Karen Ducey | Reuters

boeing co. is on track for a milestone order from Delta Air Lines for up to 100 of its 737 MAX 10 jets, a model it is in separate talks for approval before the rules change at the end of the year, according to people in the know. with the issue.

The deal, if confirmed, would be Delta’s first order for Boeing’s best-selling single-aisle aircraft family, and Boeing’s first major order for the airline in a decade.

It comes as Delta — the only major U.S. carrier without a 737 MAX on order — reforms its fleet in anticipation of a rapid recovery from the pandemic.

Boeing and Delta, which have had a strained relationship in recent years, are working on details of an order that could include 100 aircraft, many or all of which could be its largest variant, the 737 MAX 10, two people said. .

If a deal is reached, an announcement could come next month, one of the people added.

Boeing and Delta declined to comment.

Industry sources warned that negotiations typically go to extremes and no final decision has been made. There has been speculation in the past about a MAX order from Delta, with no deal coming.

The MAX 10 competes with Airbus’ best-selling model, the A321neo.

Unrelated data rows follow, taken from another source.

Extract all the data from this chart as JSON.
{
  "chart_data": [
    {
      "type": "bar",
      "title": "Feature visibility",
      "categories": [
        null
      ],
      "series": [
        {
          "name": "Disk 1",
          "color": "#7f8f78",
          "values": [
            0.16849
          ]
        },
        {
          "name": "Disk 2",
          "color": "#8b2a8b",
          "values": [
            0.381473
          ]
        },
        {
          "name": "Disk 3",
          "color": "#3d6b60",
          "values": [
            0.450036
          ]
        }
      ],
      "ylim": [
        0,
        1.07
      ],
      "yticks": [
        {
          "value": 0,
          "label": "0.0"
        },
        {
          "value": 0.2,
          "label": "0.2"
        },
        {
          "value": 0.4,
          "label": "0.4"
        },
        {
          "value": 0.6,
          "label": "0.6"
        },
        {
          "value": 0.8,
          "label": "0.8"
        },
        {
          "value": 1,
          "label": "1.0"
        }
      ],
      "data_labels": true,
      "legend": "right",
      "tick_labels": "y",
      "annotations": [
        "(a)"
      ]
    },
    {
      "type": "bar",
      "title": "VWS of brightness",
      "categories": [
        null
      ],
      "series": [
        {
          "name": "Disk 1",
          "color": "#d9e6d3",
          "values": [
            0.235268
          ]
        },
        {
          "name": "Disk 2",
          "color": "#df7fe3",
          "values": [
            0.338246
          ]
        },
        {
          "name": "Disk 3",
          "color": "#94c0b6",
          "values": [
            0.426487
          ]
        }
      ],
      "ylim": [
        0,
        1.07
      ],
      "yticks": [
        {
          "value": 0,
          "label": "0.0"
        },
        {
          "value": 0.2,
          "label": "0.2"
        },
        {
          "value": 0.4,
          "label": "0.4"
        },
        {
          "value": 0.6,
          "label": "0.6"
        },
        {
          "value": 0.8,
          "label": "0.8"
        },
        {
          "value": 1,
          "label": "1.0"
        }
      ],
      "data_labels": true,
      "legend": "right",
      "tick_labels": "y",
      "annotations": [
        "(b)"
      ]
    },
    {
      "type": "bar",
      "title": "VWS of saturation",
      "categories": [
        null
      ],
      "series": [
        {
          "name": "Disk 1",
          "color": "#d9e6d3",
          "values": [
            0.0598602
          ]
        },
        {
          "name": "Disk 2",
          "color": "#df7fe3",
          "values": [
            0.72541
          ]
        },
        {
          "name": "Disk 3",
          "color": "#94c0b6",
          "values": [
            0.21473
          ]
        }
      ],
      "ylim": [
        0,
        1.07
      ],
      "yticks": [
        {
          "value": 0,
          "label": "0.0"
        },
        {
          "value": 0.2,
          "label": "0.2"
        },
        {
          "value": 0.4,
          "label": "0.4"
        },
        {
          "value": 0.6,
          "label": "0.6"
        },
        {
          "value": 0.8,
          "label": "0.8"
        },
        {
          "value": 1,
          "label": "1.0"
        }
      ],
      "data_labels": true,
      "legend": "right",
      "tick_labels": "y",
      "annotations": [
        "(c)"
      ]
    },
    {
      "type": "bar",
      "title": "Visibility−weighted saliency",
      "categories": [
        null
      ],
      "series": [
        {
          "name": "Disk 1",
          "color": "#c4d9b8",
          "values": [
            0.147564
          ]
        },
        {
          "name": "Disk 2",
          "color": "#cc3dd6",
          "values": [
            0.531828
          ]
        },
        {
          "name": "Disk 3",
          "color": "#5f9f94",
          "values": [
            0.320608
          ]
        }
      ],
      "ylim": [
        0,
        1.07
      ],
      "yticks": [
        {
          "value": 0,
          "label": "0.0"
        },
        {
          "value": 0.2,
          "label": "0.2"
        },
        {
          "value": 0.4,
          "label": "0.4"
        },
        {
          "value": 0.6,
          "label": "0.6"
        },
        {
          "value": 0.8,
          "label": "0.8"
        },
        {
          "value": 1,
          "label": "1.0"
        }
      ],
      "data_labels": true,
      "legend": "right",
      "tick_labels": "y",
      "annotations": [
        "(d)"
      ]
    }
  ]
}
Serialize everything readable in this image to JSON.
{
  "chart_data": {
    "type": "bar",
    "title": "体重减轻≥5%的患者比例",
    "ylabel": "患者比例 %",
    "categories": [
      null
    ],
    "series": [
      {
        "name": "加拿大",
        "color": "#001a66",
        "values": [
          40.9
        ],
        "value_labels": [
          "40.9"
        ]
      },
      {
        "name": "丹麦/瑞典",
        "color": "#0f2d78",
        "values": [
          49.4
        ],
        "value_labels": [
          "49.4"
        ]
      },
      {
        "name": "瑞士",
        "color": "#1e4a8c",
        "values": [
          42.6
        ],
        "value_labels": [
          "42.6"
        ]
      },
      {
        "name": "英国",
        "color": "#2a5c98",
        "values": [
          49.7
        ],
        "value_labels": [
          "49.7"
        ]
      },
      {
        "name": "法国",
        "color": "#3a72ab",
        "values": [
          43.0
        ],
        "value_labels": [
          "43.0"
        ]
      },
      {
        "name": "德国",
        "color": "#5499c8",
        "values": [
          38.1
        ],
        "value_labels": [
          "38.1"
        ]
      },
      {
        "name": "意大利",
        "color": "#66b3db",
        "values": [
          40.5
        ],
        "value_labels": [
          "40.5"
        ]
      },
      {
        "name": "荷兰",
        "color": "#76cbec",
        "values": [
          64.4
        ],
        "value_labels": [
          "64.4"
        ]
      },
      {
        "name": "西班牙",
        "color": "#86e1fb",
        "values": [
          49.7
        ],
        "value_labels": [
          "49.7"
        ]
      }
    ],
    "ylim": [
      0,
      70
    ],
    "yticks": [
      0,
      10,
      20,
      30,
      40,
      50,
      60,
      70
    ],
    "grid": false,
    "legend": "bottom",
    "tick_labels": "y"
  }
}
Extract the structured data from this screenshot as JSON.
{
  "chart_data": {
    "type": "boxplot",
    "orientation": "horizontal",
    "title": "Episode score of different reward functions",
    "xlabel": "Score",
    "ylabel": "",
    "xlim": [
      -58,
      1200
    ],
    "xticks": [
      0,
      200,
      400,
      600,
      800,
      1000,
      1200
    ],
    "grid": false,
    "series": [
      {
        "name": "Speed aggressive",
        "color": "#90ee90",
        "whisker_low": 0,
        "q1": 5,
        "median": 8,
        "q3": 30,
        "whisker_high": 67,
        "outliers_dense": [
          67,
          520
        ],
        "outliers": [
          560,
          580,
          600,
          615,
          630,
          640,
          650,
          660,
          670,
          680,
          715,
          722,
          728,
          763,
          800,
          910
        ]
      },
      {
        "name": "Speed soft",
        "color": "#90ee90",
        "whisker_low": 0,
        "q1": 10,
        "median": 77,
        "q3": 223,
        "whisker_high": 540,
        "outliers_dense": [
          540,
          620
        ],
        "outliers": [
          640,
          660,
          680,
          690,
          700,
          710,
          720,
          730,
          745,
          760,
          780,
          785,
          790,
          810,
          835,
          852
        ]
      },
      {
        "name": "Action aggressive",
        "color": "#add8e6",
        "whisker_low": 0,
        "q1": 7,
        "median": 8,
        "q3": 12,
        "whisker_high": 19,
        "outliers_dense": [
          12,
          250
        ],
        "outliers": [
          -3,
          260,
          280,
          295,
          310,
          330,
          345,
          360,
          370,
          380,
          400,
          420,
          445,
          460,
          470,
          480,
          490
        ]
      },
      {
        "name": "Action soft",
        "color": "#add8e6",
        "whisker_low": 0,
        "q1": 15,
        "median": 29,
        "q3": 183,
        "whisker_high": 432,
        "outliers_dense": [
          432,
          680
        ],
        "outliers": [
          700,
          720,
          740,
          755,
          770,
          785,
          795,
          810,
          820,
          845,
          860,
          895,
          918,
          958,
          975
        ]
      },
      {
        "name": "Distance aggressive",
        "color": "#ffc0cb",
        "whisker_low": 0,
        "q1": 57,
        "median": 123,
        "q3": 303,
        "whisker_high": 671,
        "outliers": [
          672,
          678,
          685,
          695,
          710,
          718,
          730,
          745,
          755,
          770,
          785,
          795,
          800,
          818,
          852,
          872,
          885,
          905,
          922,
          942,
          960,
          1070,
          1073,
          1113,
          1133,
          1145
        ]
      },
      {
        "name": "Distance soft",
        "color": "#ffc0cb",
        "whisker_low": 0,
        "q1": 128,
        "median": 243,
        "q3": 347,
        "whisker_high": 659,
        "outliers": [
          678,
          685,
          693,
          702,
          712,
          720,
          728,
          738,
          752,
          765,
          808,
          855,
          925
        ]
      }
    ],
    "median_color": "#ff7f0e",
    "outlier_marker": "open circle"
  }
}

Both aircraft are aimed at the fast-growing market segment just above 200 seats.

The A321neo, which leasing company Air Lease described on Wednesday as the “hottest aircraft on the market”, has a commanding lead in sales, but Boeing has had a string of contract wins over the past year.

Airbus also declined to comment.

In September, Airline Weekly quoted Delta CEO Ed Bastian as saying there was a place for the MAX at Delta if the airline could figure out how to land them.

Asked about the MAX in London earlier this month, he told reporters that Delta always looked at all aircraft models.

Certification talks

For Boeing, which is anchored in broader certification and industry headaches, the deal would cement a key new customer for its cash-cow narrowbody.

The aircraft maker faces a separate but increasingly tough battle to win certification of the MAX 10 before a new safety standard for cockpit warnings goes into effect at the end of the year.

The deadline for changes was introduced as part of wider regulatory reforms at the Federal Aviation Administration following fatal crashes of a smaller MAX model in 2018 and 2019.

Boeing has spoken with some lawmakers about the possibility of requesting more time, but has not formally requested an extension to address an issue in the cockpit, the people said.

Asked about the possibility, an FAA spokesperson said, “safety dictates the timeline of certification projects.”

Only Congress can extend the deadline if the FAA does not certify the MAX before the end of the year.

Boeing has raised the potential impact on jobs and production with some lawmakers if the 737 MAX 10 is not approved, the people said.

“We continue to work transparently with the FAA to provide the information they need, and we are committed to meeting their expectations to achieve 737-10 certification,” Boeing said in an emailed statement.

It did not directly comment on any talks with lawmakers, but said the plane would support “tens of thousands of jobs at Boeing and across our supply chain, including in Washington state.”

The issue is also likely to get tangled up in the next FAA administrator’s confirmation hearings. Current FAA administrator Steve Dickson will resign on March 31.

The Seattle Times this month cited a previous Boeing submission to the FAA that put the estimated cost of full compliance for the MAX at “more than $10 billion.”